Spartanburg Regional now routinely advises patients of its bloodless program. "Not only does bloodless medicine make good economic sense, it makes sure people with aversions to blood transfusions don't fall between the cracks," Rainer said. Over the years, the hospital has also acquired a number of devices routinely used in the 100 or so bloodless medicine programs in the country.

Spartanburg Regional currently uses about 600 units of blood every month. Rainer said that number has remained steady, though the number of patients has increased dramatically.

It helps to have a beating heart

When the first two sutures held, and Styles' heart didn't bleed, Nguyenduy knew he would do an off-pump surgery -- medical parlance for surgery that would be performed on a beating heart.

Most doctors prefer bypassing the heart and lungs and hooking up patients to a heart-lung machine while the surgeon fashioned new components for the diseased heart.

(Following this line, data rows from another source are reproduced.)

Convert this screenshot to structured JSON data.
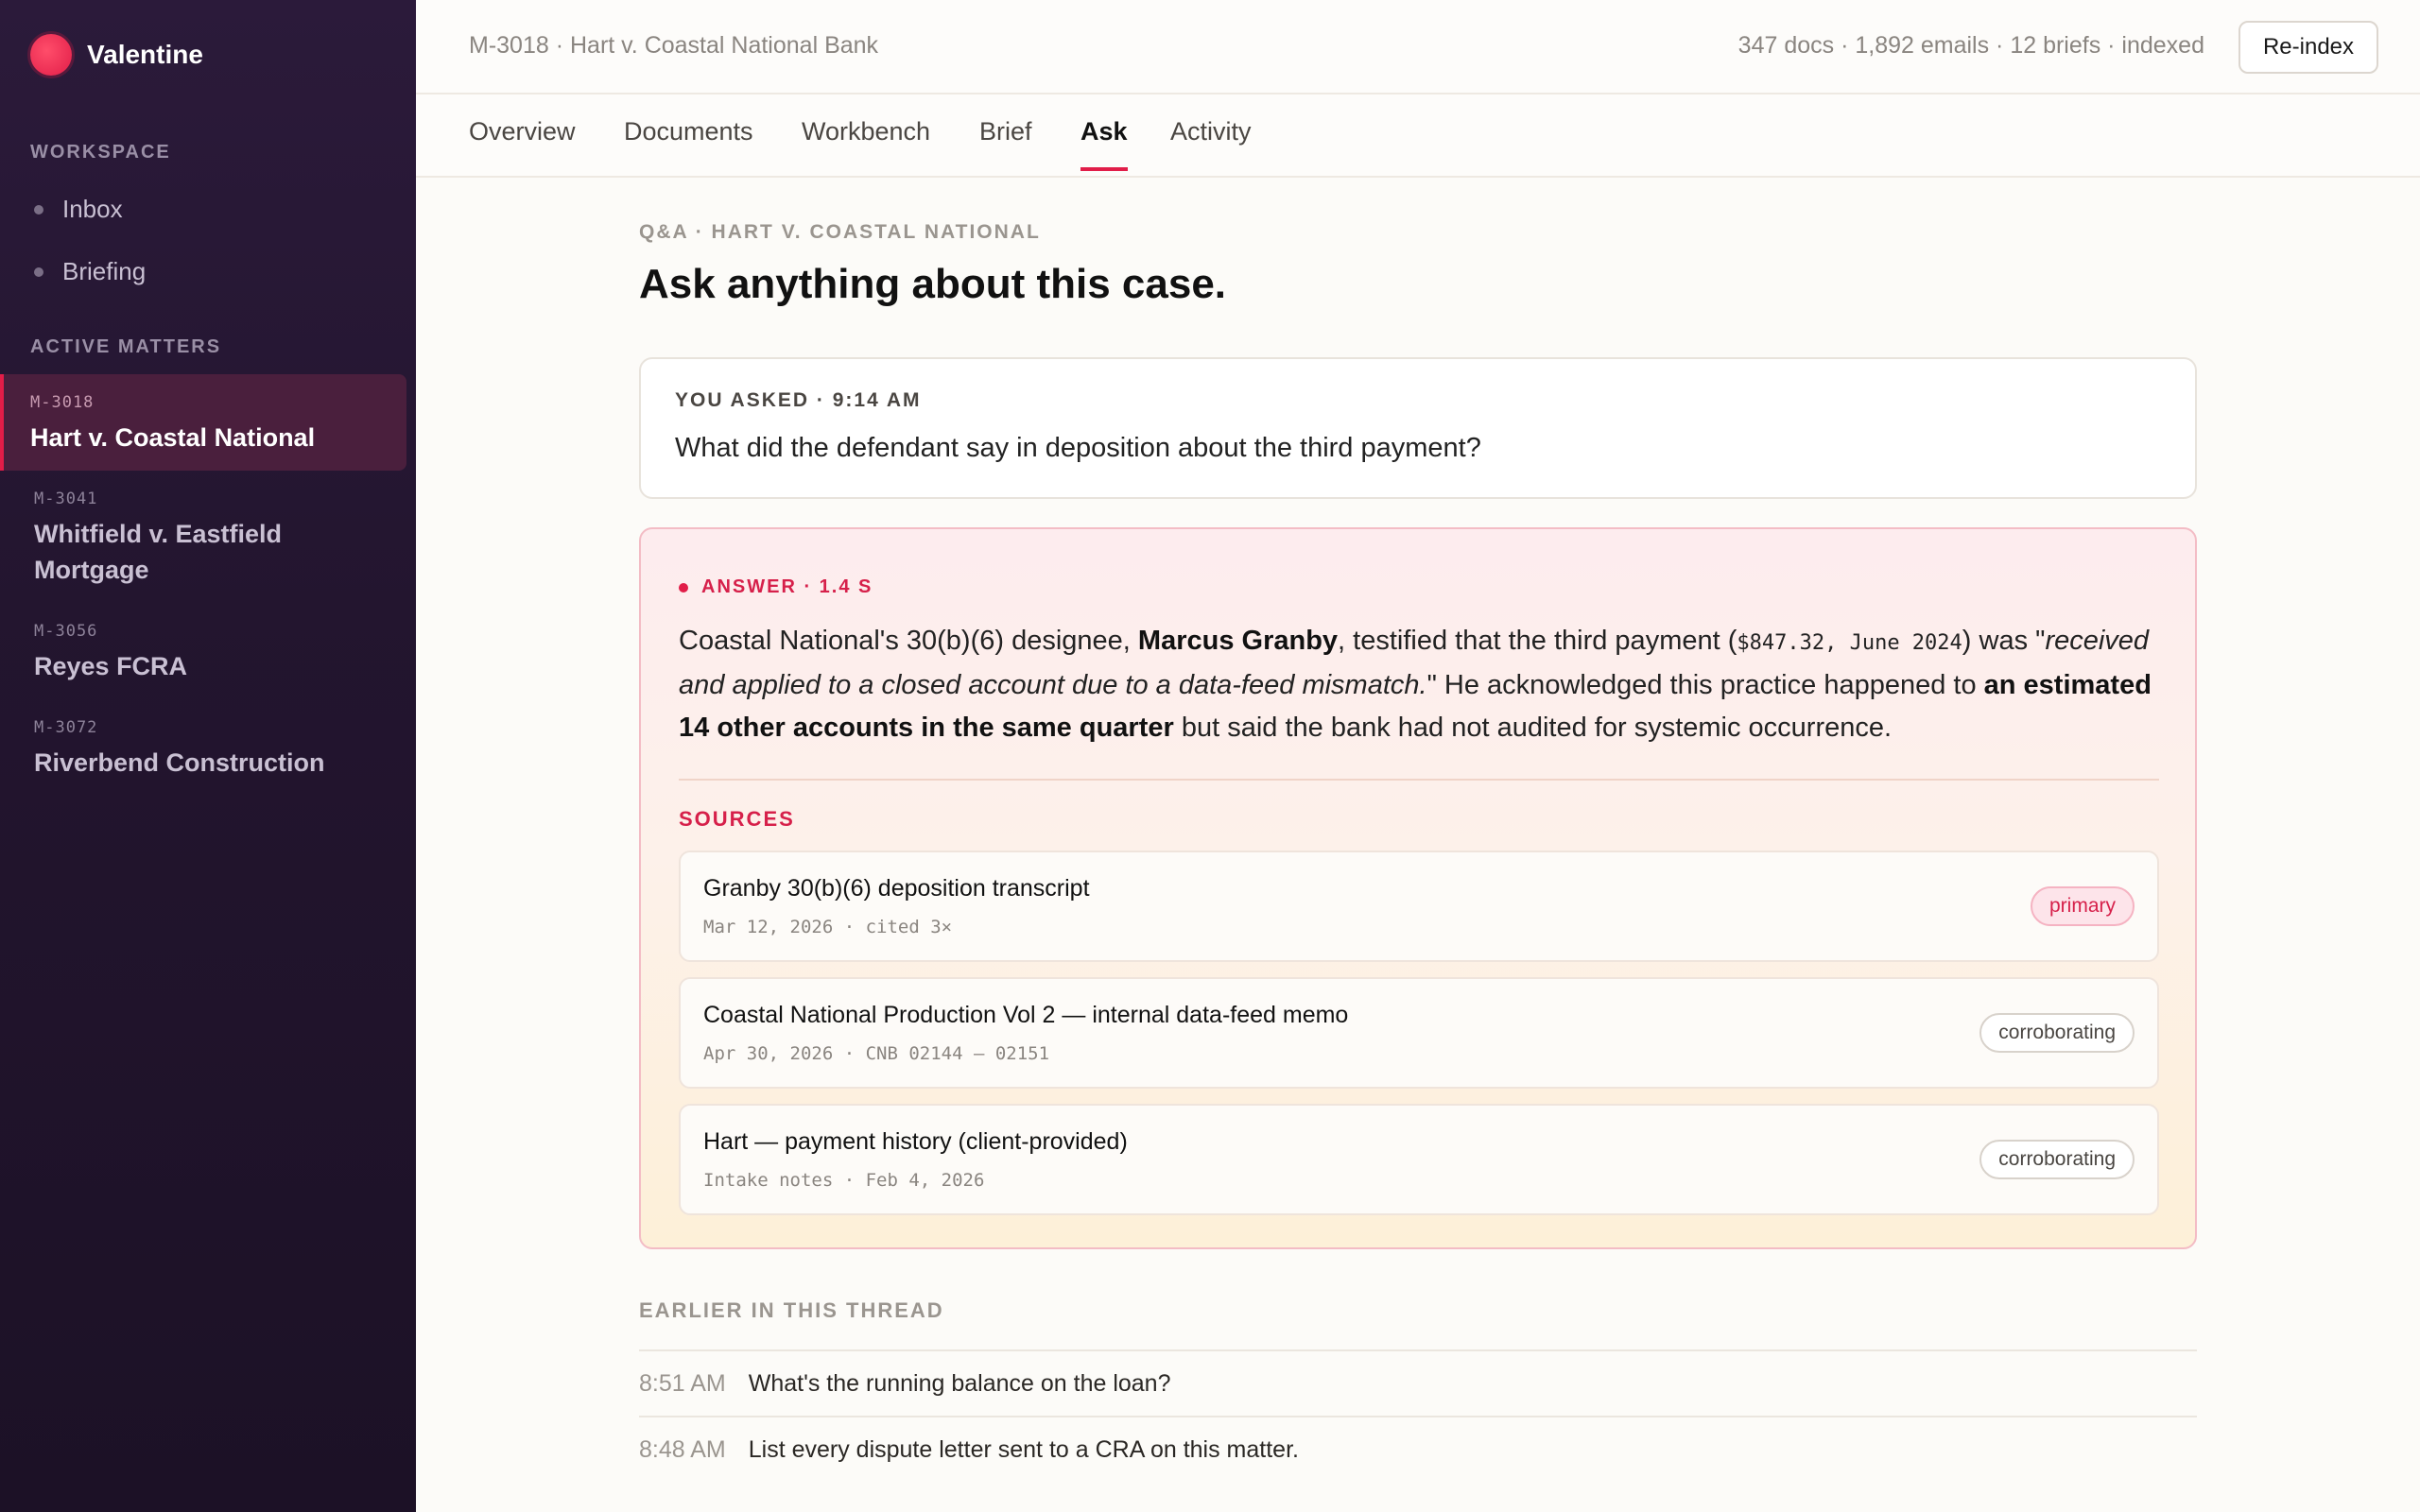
{
  "brand": {
    "name": "Valentine"
  },
  "sidebar": {
    "workspace_label": "WORKSPACE",
    "workspace_items": [
      {
        "label": "Inbox"
      },
      {
        "label": "Briefing"
      }
    ],
    "matters_label": "ACTIVE MATTERS",
    "matters": [
      {
        "code": "M-3018",
        "name": "Hart v. Coastal National",
        "active": true
      },
      {
        "code": "M-3041",
        "name": "Whitfield v. Eastfield Mortgage",
        "active": false
      },
      {
        "code": "M-3056",
        "name": "Reyes FCRA",
        "active": false
      },
      {
        "code": "M-3072",
        "name": "Riverbend Construction",
        "active": false
      }
    ]
  },
  "header": {
    "breadcrumb": "M-3018 · Hart v. Coastal National Bank",
    "stats": "347 docs · 1,892 emails · 12 briefs · indexed",
    "reindex_label": "Re-index"
  },
  "tabs": [
    {
      "label": "Overview"
    },
    {
      "label": "Documents"
    },
    {
      "label": "Workbench"
    },
    {
      "label": "Brief"
    },
    {
      "label": "Ask",
      "active": true
    },
    {
      "label": "Activity"
    }
  ],
  "main": {
    "eyebrow": "Q&A · HART V. COASTAL NATIONAL",
    "title": "Ask anything about this case.",
    "question": {
      "meta": "YOU ASKED · 9:14 AM",
      "text": "What did the defendant say in deposition about the third payment?"
    },
    "answer": {
      "meta": "ANSWER · 1.4 S",
      "p1": "Coastal National's 30(b)(6) designee, ",
      "name": "Marcus Granby",
      "p2": ", testified that the third payment (",
      "payment": "$847.32, June 2024",
      "p3": ") was \"",
      "quote": "received and applied to a closed account due to a data-feed mismatch.",
      "p4": "\" He acknowledged this practice happened to ",
      "emphasis": "an estimated 14 other accounts in the same quarter",
      "p5": " but said the bank had not audited for systemic occurrence."
    },
    "sources_label": "SOURCES",
    "sources": [
      {
        "title": "Granby 30(b)(6) deposition transcript",
        "meta": "Mar 12, 2026 · cited 3×",
        "badge": "primary"
      },
      {
        "title": "Coastal National Production Vol 2 — internal data-feed memo",
        "meta": "Apr 30, 2026 · CNB 02144 – 02151",
        "badge": "corroborating"
      },
      {
        "title": "Hart — payment history (client-provided)",
        "meta": "Intake notes · Feb 4, 2026",
        "badge": "corroborating"
      }
    ],
    "earlier_label": "EARLIER IN THIS THREAD",
    "thread": [
      {
        "time": "8:51 AM",
        "text": "What's the running balance on the loan?"
      },
      {
        "time": "8:48 AM",
        "text": "List every dispute letter sent to a CRA on this matter."
      }
    ]
  },
  "colors": {
    "accent": "#e11d48",
    "sidebar_bg": "#23152f",
    "page_bg": "#fcfbf8"
  }
}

But Dr. Nguyenduy prefers operating on a beating heart. His preference is backed by some research that shows that recipients of off-pump surgeries fare better after surgery. On average, they handle the surgery better and walk sooner, he says.

Having immigrated to the United States from Vietnam in 1974 to go to graduate school in chemical engineering, Nguyenduy changed his mind midway and decided to become a doctor. Graduating from the Albert Einstein College of Medicine in New York, Nguyenduy finished his general surgery training at the State University of New York and accepted a cardiothoracic fellowship at George Washington University in 1991. He has been a network physician at Spartanburg Regional since graduation in 1994.

Dr. Nguyenduy thinks of heart surgery as buying the patient time. "It is not a cure. The only cure is a healthy lifestyle.

"The procedure itself is simple," Nguyenduy says with characteristic humility. The only thing that could complicate the procedure is bleeding.

He remembers Styles impressing on him, again and again, that he did not want a transfusion. "He was very clear on that. But we'd done it before, and with the bloodless medicine program in place, we now have some fancy gadgets that tell us before anything can go wrong."

Four and a half hours after the first incision to harvest a vein from Styles' leg was made, Dr. Nguyenduy fashioned a splint with steel wire that would hold Styles' ribs together till they healed. Styles would walk in less than six hours after the surgery.